With very few exceptions (like protecting oak from oak wilt), sealants are not a good idea.
At this point, it will be what it will be. There is some good wound wood on most of the cuts.
Slide number 3 is the only atrocious prune I see. The other two are decent enough. It’ll recover
These cuts really aren’t too bad except 3.
Do nothing and you’ll be fine.
That’s an aesthetically unappealing pruning routine. It’s lost all its natural habit. Sorry, I know that is not the question at hand but it struck me. Sealant won’t help.

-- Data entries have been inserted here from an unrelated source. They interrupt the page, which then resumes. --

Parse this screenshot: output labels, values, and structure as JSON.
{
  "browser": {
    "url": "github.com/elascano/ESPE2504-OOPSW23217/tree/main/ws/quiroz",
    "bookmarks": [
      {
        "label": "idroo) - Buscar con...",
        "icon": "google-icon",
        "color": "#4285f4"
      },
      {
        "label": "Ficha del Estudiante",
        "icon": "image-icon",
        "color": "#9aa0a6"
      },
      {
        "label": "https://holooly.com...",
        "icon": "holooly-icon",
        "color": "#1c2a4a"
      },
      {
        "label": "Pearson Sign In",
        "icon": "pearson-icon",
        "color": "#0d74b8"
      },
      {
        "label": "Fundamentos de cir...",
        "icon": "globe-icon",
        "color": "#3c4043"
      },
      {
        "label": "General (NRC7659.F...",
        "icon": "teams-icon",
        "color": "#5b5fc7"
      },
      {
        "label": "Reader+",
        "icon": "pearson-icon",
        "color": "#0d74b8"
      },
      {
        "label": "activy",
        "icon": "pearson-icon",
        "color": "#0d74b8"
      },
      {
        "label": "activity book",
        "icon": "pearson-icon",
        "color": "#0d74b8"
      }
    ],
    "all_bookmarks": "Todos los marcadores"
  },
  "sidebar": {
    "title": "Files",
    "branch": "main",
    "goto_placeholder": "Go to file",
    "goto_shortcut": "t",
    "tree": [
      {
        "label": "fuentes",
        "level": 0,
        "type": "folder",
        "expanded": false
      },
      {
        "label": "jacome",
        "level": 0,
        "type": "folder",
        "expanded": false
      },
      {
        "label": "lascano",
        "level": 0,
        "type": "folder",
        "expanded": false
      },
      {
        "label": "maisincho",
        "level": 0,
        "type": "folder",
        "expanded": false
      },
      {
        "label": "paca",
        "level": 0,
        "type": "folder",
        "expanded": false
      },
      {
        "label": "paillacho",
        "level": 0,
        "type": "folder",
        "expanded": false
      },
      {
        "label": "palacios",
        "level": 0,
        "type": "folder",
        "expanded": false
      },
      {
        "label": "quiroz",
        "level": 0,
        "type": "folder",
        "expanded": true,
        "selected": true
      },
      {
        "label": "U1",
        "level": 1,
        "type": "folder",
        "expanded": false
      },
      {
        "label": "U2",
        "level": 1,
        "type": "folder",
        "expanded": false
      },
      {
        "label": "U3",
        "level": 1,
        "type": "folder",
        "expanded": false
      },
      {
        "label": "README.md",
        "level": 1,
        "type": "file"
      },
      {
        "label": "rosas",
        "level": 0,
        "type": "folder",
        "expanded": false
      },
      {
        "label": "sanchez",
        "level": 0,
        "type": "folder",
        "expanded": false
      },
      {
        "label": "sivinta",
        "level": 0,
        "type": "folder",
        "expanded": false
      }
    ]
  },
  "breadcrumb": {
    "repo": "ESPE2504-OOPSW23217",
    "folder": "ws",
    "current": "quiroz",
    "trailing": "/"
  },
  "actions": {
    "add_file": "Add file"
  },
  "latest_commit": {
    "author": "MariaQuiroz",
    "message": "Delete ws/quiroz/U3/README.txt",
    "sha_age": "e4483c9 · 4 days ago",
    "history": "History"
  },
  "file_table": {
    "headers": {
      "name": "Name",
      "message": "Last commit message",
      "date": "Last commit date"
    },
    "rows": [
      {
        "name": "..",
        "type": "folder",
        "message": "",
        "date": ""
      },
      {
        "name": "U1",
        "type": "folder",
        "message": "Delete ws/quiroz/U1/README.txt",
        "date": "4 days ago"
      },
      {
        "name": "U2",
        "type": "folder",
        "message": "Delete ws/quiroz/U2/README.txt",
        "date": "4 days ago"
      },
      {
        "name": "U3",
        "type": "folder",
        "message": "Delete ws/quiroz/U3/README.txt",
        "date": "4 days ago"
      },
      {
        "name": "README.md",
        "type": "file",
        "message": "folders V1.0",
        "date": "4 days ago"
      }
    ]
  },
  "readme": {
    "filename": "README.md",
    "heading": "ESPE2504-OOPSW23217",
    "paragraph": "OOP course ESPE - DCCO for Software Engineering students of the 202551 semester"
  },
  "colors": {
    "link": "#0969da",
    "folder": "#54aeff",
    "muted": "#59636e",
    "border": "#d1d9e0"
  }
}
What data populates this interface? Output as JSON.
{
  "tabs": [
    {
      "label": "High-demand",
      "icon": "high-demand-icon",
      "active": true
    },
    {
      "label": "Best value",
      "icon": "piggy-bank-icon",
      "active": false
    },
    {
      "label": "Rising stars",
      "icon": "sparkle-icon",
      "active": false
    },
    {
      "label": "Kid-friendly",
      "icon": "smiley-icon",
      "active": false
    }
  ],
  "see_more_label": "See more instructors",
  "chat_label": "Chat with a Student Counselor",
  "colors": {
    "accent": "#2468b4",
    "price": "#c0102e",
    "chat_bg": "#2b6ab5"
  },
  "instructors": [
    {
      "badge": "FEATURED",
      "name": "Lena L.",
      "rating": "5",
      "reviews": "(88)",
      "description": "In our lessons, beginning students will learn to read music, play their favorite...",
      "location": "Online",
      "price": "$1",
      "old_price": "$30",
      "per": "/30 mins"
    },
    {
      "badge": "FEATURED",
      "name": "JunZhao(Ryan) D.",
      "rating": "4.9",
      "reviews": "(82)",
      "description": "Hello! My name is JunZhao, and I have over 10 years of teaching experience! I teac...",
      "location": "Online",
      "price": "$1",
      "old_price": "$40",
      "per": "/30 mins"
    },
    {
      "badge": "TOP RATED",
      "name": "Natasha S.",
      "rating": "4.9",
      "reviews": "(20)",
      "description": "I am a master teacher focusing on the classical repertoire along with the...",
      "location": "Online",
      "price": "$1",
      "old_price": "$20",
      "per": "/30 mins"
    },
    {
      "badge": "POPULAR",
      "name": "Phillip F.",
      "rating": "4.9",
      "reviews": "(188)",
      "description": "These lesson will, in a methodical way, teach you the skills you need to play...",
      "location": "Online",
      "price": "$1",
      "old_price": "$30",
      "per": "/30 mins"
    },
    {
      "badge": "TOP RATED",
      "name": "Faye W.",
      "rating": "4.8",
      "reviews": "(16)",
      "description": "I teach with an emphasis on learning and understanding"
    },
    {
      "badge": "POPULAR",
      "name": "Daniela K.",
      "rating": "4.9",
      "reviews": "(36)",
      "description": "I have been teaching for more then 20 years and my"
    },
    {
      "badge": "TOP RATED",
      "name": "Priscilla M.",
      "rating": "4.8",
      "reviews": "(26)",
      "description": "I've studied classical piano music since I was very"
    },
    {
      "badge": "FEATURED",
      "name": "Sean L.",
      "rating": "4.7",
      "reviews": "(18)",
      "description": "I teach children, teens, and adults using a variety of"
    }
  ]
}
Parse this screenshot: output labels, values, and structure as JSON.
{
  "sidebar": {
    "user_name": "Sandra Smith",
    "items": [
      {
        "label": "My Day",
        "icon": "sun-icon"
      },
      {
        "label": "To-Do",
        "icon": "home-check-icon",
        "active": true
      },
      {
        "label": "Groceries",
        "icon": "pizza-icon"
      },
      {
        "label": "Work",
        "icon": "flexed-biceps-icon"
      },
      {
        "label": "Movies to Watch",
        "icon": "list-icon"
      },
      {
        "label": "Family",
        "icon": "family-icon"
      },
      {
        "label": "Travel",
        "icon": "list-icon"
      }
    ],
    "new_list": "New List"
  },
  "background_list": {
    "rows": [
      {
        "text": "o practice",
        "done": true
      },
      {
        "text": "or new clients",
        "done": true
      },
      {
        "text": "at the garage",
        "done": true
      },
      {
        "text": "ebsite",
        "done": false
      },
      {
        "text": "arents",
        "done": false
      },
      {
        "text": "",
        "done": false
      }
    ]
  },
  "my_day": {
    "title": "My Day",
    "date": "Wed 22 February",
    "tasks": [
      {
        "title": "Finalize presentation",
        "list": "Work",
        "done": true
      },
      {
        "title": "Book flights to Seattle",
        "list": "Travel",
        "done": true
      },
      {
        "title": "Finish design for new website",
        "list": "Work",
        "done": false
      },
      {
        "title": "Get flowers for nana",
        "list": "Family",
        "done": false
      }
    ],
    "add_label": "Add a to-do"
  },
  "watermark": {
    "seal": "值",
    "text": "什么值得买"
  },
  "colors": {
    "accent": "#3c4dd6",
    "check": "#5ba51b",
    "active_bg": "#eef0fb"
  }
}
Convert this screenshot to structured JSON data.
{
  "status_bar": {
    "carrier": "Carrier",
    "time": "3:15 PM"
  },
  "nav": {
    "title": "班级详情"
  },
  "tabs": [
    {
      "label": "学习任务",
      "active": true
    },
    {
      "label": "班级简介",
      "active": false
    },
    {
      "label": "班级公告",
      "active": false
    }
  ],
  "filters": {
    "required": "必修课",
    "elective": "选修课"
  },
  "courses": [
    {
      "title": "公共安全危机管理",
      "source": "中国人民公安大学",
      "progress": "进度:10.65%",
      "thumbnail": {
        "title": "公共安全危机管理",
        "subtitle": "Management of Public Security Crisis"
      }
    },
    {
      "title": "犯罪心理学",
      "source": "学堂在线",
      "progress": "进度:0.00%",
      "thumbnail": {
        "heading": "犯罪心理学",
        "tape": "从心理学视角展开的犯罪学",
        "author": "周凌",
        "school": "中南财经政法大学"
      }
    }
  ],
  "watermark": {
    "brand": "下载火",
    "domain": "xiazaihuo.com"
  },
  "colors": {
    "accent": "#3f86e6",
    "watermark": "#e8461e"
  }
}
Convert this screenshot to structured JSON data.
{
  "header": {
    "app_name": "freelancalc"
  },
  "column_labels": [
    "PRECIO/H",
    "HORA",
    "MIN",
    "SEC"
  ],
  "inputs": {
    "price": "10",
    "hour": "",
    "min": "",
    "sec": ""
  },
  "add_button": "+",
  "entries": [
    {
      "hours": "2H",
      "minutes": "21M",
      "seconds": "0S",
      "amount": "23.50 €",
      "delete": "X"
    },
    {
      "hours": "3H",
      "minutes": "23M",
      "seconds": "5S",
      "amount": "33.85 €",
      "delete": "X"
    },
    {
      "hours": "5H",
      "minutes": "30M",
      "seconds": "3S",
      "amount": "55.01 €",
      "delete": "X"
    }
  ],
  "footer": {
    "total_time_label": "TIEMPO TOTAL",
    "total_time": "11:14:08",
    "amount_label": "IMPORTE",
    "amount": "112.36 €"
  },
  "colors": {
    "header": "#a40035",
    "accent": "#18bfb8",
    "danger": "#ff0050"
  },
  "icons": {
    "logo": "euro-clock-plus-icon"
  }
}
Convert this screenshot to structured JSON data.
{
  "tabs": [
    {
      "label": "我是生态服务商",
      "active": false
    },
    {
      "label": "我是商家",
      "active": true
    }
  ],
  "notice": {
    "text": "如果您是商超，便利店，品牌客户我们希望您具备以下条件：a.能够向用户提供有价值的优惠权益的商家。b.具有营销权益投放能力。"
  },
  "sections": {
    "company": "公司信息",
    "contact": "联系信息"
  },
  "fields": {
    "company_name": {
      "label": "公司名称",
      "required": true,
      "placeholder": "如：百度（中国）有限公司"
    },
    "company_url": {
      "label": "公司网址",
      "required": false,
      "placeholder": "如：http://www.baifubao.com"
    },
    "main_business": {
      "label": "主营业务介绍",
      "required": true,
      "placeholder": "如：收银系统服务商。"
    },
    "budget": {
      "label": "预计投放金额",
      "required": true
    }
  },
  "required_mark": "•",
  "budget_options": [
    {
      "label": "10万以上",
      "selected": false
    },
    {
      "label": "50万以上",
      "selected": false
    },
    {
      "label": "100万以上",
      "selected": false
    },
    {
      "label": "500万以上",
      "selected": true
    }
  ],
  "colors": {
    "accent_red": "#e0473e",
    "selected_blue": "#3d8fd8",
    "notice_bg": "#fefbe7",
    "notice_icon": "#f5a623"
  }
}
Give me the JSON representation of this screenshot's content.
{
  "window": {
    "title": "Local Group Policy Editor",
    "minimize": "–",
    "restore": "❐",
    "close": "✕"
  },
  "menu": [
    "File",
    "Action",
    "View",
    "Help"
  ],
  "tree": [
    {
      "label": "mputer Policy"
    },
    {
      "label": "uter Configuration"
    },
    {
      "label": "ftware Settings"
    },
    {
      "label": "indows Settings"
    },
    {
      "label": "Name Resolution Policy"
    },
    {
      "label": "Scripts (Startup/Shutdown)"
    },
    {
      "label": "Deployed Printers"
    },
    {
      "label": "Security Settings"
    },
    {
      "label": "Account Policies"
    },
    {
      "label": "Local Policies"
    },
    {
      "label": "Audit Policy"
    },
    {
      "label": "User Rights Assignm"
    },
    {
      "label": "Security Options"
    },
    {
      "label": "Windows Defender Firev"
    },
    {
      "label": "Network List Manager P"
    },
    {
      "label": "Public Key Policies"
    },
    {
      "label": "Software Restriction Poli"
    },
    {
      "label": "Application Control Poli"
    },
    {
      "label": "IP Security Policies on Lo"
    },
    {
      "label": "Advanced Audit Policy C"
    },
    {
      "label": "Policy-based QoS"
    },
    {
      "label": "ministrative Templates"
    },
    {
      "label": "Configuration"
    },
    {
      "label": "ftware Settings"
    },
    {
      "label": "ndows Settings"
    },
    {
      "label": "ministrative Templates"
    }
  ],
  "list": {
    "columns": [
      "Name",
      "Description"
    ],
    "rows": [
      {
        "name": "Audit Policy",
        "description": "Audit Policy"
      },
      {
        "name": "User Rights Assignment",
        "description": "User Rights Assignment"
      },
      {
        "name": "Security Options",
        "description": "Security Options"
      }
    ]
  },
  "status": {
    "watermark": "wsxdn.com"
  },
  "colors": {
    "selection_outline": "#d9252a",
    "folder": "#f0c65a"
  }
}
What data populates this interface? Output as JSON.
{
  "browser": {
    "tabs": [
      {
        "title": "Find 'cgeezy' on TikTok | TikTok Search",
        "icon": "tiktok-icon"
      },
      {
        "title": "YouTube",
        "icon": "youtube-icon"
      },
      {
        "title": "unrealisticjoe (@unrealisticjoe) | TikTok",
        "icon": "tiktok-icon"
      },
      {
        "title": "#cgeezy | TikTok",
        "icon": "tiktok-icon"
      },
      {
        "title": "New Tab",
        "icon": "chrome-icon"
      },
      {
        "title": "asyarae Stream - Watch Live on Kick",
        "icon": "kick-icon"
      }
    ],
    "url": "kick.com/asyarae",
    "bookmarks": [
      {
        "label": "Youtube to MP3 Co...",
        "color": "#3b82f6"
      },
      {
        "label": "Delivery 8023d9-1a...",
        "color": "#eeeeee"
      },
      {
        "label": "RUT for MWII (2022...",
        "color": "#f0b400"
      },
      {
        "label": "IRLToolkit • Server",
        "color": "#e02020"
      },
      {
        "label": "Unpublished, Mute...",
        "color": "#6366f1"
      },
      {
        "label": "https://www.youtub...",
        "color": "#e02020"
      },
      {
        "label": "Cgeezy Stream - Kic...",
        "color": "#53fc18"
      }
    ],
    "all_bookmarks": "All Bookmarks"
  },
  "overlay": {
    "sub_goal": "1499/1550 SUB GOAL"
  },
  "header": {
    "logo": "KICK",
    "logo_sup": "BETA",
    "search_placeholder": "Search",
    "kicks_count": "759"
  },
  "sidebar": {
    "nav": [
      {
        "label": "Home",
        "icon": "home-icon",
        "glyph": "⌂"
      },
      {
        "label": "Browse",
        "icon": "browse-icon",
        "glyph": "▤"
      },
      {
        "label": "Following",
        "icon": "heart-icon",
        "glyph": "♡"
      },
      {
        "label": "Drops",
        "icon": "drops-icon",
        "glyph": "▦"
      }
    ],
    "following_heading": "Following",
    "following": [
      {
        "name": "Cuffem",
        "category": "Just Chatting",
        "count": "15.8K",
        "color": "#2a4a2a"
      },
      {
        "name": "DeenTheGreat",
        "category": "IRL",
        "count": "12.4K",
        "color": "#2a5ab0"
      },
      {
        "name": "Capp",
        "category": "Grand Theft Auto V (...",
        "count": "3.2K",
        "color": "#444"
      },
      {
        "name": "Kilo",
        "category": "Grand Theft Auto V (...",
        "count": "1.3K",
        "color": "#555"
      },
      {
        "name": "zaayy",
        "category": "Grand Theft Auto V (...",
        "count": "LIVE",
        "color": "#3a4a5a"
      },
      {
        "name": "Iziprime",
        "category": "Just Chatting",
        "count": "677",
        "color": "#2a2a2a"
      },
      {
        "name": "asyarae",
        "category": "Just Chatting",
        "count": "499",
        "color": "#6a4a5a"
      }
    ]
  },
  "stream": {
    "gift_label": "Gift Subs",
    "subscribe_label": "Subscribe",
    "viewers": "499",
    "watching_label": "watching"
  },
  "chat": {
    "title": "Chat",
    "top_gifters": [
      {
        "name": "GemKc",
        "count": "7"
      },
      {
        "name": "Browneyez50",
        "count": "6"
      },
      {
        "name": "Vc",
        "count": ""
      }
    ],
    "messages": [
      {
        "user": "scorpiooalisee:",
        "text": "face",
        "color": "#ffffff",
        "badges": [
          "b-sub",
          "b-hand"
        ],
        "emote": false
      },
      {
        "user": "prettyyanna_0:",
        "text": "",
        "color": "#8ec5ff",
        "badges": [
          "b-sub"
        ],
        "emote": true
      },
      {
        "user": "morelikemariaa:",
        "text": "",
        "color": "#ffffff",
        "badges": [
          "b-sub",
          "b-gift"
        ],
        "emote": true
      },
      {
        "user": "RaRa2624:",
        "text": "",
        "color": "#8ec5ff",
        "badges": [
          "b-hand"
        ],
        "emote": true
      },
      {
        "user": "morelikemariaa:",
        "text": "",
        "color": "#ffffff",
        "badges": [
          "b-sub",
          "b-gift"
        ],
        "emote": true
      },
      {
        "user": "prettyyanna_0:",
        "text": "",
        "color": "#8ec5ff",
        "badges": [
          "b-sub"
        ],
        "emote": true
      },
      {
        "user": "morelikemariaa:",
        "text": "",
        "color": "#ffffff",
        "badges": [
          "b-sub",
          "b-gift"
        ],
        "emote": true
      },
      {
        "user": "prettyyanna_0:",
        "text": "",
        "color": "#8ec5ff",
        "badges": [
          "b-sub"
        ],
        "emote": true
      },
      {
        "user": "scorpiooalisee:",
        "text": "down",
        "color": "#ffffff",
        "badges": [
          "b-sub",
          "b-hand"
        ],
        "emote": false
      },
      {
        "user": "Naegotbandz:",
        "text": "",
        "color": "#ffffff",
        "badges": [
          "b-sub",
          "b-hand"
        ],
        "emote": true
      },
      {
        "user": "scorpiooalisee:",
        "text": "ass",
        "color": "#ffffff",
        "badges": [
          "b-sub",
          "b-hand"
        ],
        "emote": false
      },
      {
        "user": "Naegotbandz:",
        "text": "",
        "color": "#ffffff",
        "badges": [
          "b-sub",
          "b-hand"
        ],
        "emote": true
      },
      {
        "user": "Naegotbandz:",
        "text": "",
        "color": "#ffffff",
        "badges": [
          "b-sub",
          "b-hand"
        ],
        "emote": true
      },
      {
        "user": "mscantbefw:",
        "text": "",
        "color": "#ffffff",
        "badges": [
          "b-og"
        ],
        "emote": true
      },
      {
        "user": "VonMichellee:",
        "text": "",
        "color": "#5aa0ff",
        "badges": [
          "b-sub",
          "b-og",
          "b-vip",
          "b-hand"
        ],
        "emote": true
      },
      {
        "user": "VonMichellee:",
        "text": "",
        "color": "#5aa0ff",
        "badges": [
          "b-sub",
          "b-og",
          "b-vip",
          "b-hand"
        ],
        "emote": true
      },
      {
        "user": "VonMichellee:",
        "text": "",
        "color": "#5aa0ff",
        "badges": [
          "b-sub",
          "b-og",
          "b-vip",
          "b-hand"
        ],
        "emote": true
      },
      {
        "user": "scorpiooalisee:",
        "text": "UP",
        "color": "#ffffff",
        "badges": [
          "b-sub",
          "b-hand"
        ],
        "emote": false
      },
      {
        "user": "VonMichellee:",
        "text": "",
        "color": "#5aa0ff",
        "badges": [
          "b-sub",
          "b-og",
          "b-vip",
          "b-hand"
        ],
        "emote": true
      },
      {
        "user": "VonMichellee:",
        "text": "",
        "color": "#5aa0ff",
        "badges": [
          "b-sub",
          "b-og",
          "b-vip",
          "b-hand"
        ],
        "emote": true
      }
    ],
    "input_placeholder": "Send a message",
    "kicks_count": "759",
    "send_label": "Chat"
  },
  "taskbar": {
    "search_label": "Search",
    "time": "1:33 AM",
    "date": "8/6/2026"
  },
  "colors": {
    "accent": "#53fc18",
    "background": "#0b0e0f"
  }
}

People often understimate the damage pruning cuts can make. Not all species react the same. You can cut a 40 inch branch off a Pinus pinea and it’ll be fine, but make a 2 inch cut on a maple and it’ll develop a cavity.
Either way there is nothing to be done. The tree will likely be fine for many years.
Not long ago I was looking at some papers from Daniele Zanzi where they found the cause of death of some trees that failed and they investigated ultimately went back to pruning cuts made 24 years prior. This means that a bad pruning cut can take 20+ years to kill a tree. That’s a long ass time so who care right? But that also mean that that tree could have lived another 50 years if not for bad practices.
Especially in today’s world we are used to only look at immediate results and immediate consequences. No one has time for anything longer. But trees and fungi work on different time frames, and until we understand that, we will not be able to take proper care of our trees.
No sealant, be nice to your friend someone in their past was very mean to them. Pull the mulch away from the trunk at least 3 -6 inches. Don’t go so heavy on it, 2 inch depth is fine. Test the soil, they like a little acid. If you don’t want to deal with a fully mulched bed out to the drip line, give it a minimum of a 3 foot radius with good quality compost mulch mix. Watch your temps and water as needed. Careful with that if you’re on heavy clay. Learn more about your soil type
https://websoilsurvey.nrcs.usda.gov/app/
Last, NC has a robust Extension system, look them up!
Next time hire a competent arborist. This is wild work.
Mulch as much of the area under the drip line as your aesthetical tastes will allow. Others have semi-correctly said you should do nothing; it’s true that you don’t need to target the above-ground part of the tree, but happier roots will help the tree to compartmentalize those wounds faster.
Toto, we are not in Japan anymore!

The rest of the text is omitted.